NovelToon NovelToon
Antara Benci Cinta & Dendam

Antara Benci Cinta & Dendam

Status: tamat
Genre:Romantis / Cintapertama / Patahhati / Balas Dendam / Tamat
Popularitas:370.8k
Nilai: 4.8
Nama Author: pricill

Peringatan : Karya ini mengandung banyak Bombay.

Andini sudah menikah dengan Chandra selama sepuluh tahun. Akan tetapi Chandra tidak mencintainya dan sebelum mereka menikah Chandra sudah berpacaran dengan wanita yang dicintainya yaitu Bella, yang juga sahabat dari Andini..
Tapi siapa sangka hadirnya Bella hanya untuk membalaskan dendamnya kepada Andini yang selama ini selalu menjadi penghalang cintanya kepada Michell.

Inilah kisah cinta segi empat yang banyak menguras emosi. Akan dirangkum dalam sebuah novel Antara Benci Cinta & Dendam. ( ABCD )

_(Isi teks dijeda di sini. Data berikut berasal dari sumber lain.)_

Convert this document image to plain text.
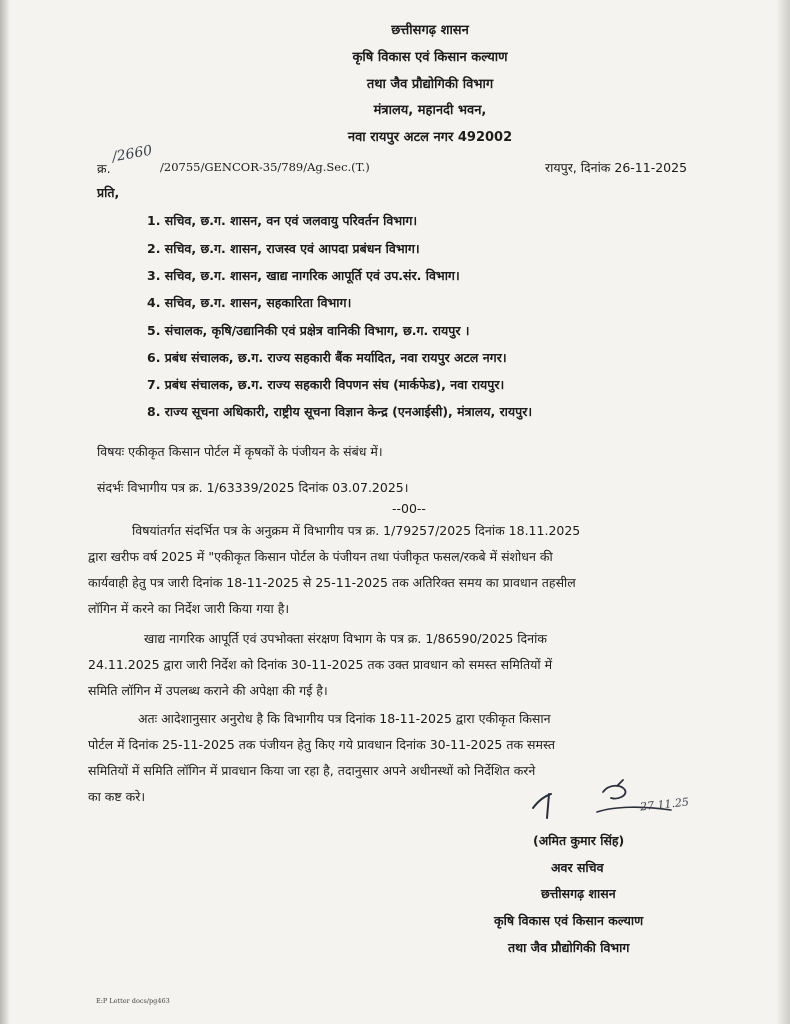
छत्तीसगढ़ शासन
कृषि विकास एवं किसान कल्याण
तथा जैव प्रौद्योगिकी विभाग
मंत्रालय, महानदी भवन,
नवा रायपुर अटल नगर 492002
क्र.
/2660
/20755/GENCOR-35/789/Ag.Sec.(T.)	रायपुर, दिनांक 26-11-2025
प्रति,
1. सचिव, छ.ग. शासन, वन एवं जलवायु परिवर्तन विभाग।
2. सचिव, छ.ग. शासन, राजस्व एवं आपदा प्रबंधन विभाग।
3. सचिव, छ.ग. शासन, खाद्य नागरिक आपूर्ति एवं उप.संर. विभाग।
4. सचिव, छ.ग. शासन, सहकारिता विभाग।
5. संचालक, कृषि/उद्यानिकी एवं प्रक्षेत्र वानिकी विभाग, छ.ग. रायपुर ।
6. प्रबंध संचालक, छ.ग. राज्य सहकारी बैंक मर्यादित, नवा रायपुर अटल नगर।
7. प्रबंध संचालक, छ.ग. राज्य सहकारी विपणन संघ (मार्कफेड), नवा रायपुर।
8. राज्य सूचना अधिकारी, राष्ट्रीय सूचना विज्ञान केन्द्र (एनआईसी), मंत्रालय, रायपुर।
विषयः एकीकृत किसान पोर्टल में कृषकों के पंजीयन के संबंध में।
संदर्भः विभागीय पत्र क्र. 1/63339/2025 दिनांक 03.07.2025।
--00--
विषयांतर्गत संदर्भित पत्र के अनुक्रम में विभागीय पत्र क्र. 1/79257/2025 दिनांक 18.11.2025
द्वारा खरीफ वर्ष 2025 में "एकीकृत किसान पोर्टल के पंजीयन तथा पंजीकृत फसल/रकबे में संशोधन की
कार्यवाही हेतु पत्र जारी दिनांक 18-11-2025 से 25-11-2025 तक अतिरिक्त समय का प्रावधान तहसील
लॉगिन में करने का निर्देश जारी किया गया है।
खाद्य नागरिक आपूर्ति एवं उपभोक्ता संरक्षण विभाग के पत्र क्र. 1/86590/2025 दिनांक
24.11.2025 द्वारा जारी निर्देश को दिनांक 30-11-2025 तक उक्त प्रावधान को समस्त समितियों में
समिति लॉगिन में उपलब्ध कराने की अपेक्षा की गई है।
अतः आदेशानुसार अनुरोध है कि विभागीय पत्र दिनांक 18-11-2025 द्वारा एकीकृत किसान
पोर्टल में दिनांक 25-11-2025 तक पंजीयन हेतु किए गये प्रावधान दिनांक 30-11-2025 तक समस्त
समितियों में समिति लॉगिन में प्रावधान किया जा रहा है, तदानुसार अपने अधीनस्थों को निर्देशित करने
का कष्ट करे।	27.11.25
(अमित कुमार सिंह)
अवर सचिव
छत्तीसगढ़ शासन
कृषि विकास एवं किसान कल्याण
तथा जैव प्रौद्योगिकी विभाग
E:P Letter docs/pg463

Tentunya kisah ini tidak menceritakan tentang kisah mereka namun ada dendam lain yang belum terbalaskan oleh seseorang.

Cinta siapakah yang akan menang ?
Benci siapakah yang terluapkan ? dan
Dendam siapakah yang akan terbalaskan ?

karya ini hanya fiksi, kesamaan nama dan latar hanyalah faktor ketidak sengajaan.
Tolong untuk tidak mem-plagiat karyaku kaka kasihanilah adik kecil ini😥

Karya ini diterbitkan atas izin NovelToon pricill, isi konten hanyalah pandangan pribadi pembuatnya, tidak mewakili NovelToon sendiri

Berpulang...

...كل نفس ذاءقة الموت...

...Tiap tiap yang bernyawa akan merasakan mati...

...QS. Ali-Imran : 185...

...Semua yang ada didunia ini pasti akan pergi baik itu benda, hewan, maupun manusia. Janganlah terlalu terikat pada apa yang ada didunia ini....

...***..**..**..**..**..***...

Biip biip biippp.

Ponsel Andini berdering nyaring tertera nama ayah mertua.

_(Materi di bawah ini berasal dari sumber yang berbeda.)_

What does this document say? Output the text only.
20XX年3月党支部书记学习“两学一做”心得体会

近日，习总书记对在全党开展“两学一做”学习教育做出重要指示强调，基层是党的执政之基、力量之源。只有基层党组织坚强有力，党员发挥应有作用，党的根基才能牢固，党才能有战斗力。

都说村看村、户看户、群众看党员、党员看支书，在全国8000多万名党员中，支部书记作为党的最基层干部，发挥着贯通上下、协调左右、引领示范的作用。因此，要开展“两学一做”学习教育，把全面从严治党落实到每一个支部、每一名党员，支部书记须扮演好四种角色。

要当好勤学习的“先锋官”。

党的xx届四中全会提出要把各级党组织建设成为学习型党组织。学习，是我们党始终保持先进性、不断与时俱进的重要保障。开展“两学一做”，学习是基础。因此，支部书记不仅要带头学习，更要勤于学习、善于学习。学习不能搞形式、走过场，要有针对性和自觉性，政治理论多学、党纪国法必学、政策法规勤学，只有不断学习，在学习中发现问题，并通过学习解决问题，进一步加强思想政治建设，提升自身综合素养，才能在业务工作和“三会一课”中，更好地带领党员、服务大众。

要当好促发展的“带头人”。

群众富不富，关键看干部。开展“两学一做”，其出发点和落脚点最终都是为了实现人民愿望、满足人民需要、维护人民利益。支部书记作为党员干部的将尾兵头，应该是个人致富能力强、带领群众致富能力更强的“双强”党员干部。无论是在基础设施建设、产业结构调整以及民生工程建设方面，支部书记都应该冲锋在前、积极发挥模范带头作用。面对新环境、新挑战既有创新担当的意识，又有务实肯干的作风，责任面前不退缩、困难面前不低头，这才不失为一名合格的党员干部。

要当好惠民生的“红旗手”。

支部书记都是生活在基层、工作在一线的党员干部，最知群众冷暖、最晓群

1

"Hallo dengan Nona Andini ?"

"Iya saya Anda siapa ?" tanya Andini heran.

"Ini dari pihak Kepolisian ingin memberitahukan bahwa pemilik ponsel ini mengalami kecelakan dan sudah di bawa ke rumah sakit Indah Bersama" ucap polisi disebrang sana.

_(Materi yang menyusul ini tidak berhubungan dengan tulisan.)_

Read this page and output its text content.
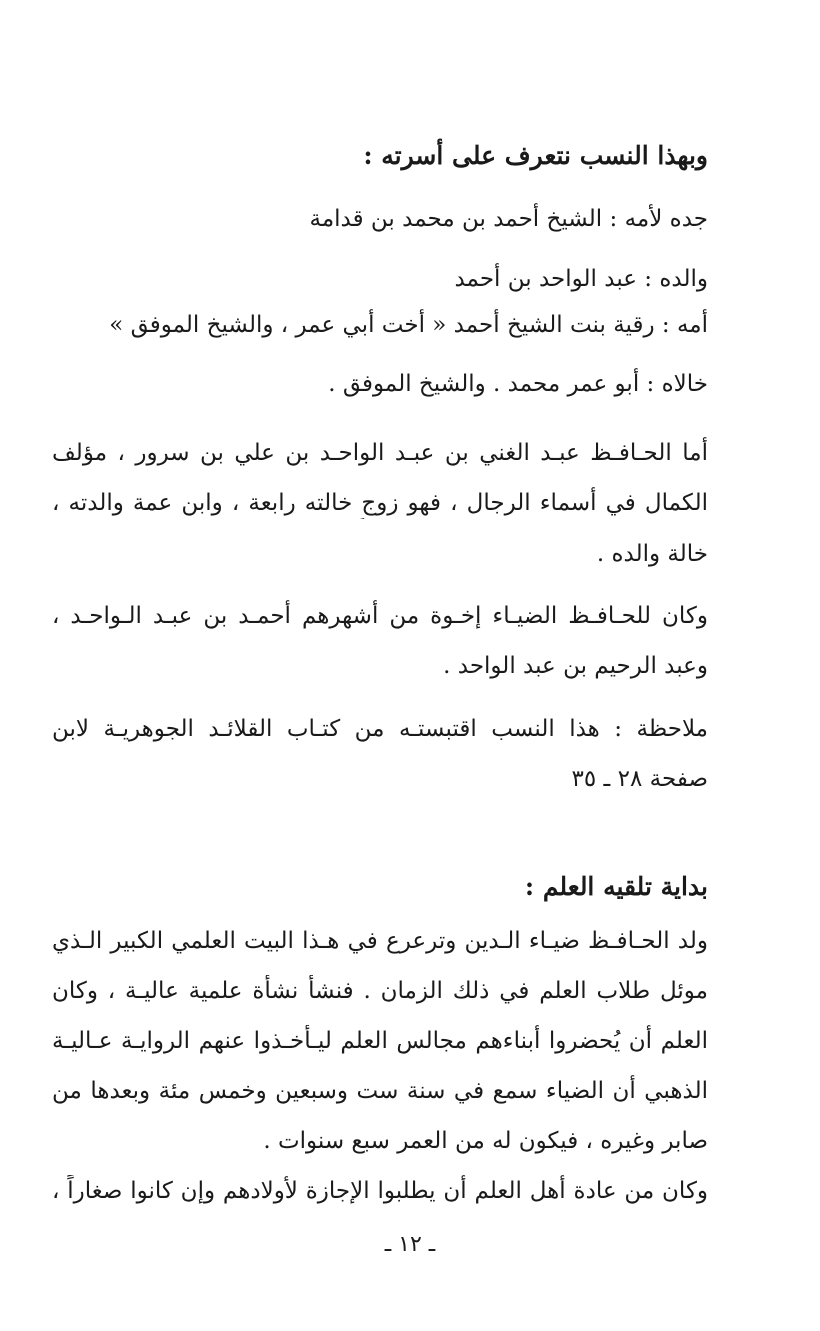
وبهذا النسب نتعرف على أسرته :
جده لأمه : الشيخ أحمد بن محمد بن قدامة
والده : عبد الواحد بن أحمد
أمه : رقية بنت الشيخ أحمد « أخت أبي عمر ، والشيخ الموفق »
خالاه : أبو عمر محمد . والشيخ الموفق .
أما الحـافـظ عبـد الغني بن عبـد الواحـد بن علي بن سرور ، مؤلف
الكمال في أسماء الرجال ، فهو زوج خالته رابعة ، وابن عمة والدته ،
خالة والده .
وكان للحـافـظ الضيـاء إخـوة من أشهرهم أحمـد بن عبـد الـواحـد ،
وعبد الرحيم بن عبد الواحد .
ملاحظة : هذا النسب اقتبستـه من كتـاب القلائـد الجوهريـة لابن
صفحة ٢٨ ـ ٣٥
بداية تلقيه العلم :
ولد الحـافـظ ضيـاء الـدين وترعرع في هـذا البيت العلمي الكبير الـذي
موئل طلاب العلم في ذلك الزمان . فنشأ نشأة علمية عاليـة ، وكان
العلم أن يُحضروا أبناءهم مجالس العلم ليـأخـذوا عنهم الروايـة عـاليـة
الذهبي أن الضياء سمع في سنة ست وسبعين وخمس مئة وبعدها من
صابر وغيره ، فيكون له من العمر سبع سنوات .
وكان من عادة أهل العلم أن يطلبوا الإجازة لأولادهم وإن كانوا صغاراً ،
ـ ١٢ ـ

"Apa... Innalillahi Ayah, bagaimana bisa Pak " tanya Andini khawatir.

"Kami pihak Polisi sedang menginvestigasi, mohon Nona segera ke rumah sakit kemungkinan korban mengalami banyak kekurangan darah."

"Baik Pak saya akan segera kesana, terimakasih Pak atas pertolongannya " ucap Andini sambil menutup sambungan teleponnya.

Dia segera masuk kedalam mobilnya menuju ke rumah sakit dimana ayah mertuanya dirujuk. Dia mengendarai mobilnya sedikit ngebut karena jarak rumah sakit dan rumahnya yang lumayan jauh. Beberapa kali dia menghubungi papanya, Chandra dan juga lainnya namun tidak ada satupun teleponnya yang diangkat.

"Ya Allahh.. Ayahh... Bagaimana ini ka Chandra, Papah kenapa mereka tidak mengangkat telponku semua" gumamnya. Kemudian dia memberhentikan mobilnya dan mengetik sesuatu di ponselnya untuk memberitahu bahwa ayah mertuanya masuk ke rumah sakit, tak lupa dia juga memberi tahu rumah sakit mana ayahnya dirujuk, agar nanti ketika pesannya terbuka mereka langsung bisa menyusulnya.

Akhirnya dia tiba dirumah sakit tersebut dan langsung menanyakan kepada resepsionis tentang dimana keberadaan ayah mertuanya sekarang.

"Mbak saya mau tanya ruangan atas nama Hermawan yang baru saja mengalami kecelakaan dimana mbak ?" tanya Andini dengan nada terburu-buru.

"Oh beliau sedang dirawat diruangan Melati nomor 4 lantai dua" jawabnya.

"Terimakasih mbak " ucap Andini. Dia pun segera mencari ruangan tersebut.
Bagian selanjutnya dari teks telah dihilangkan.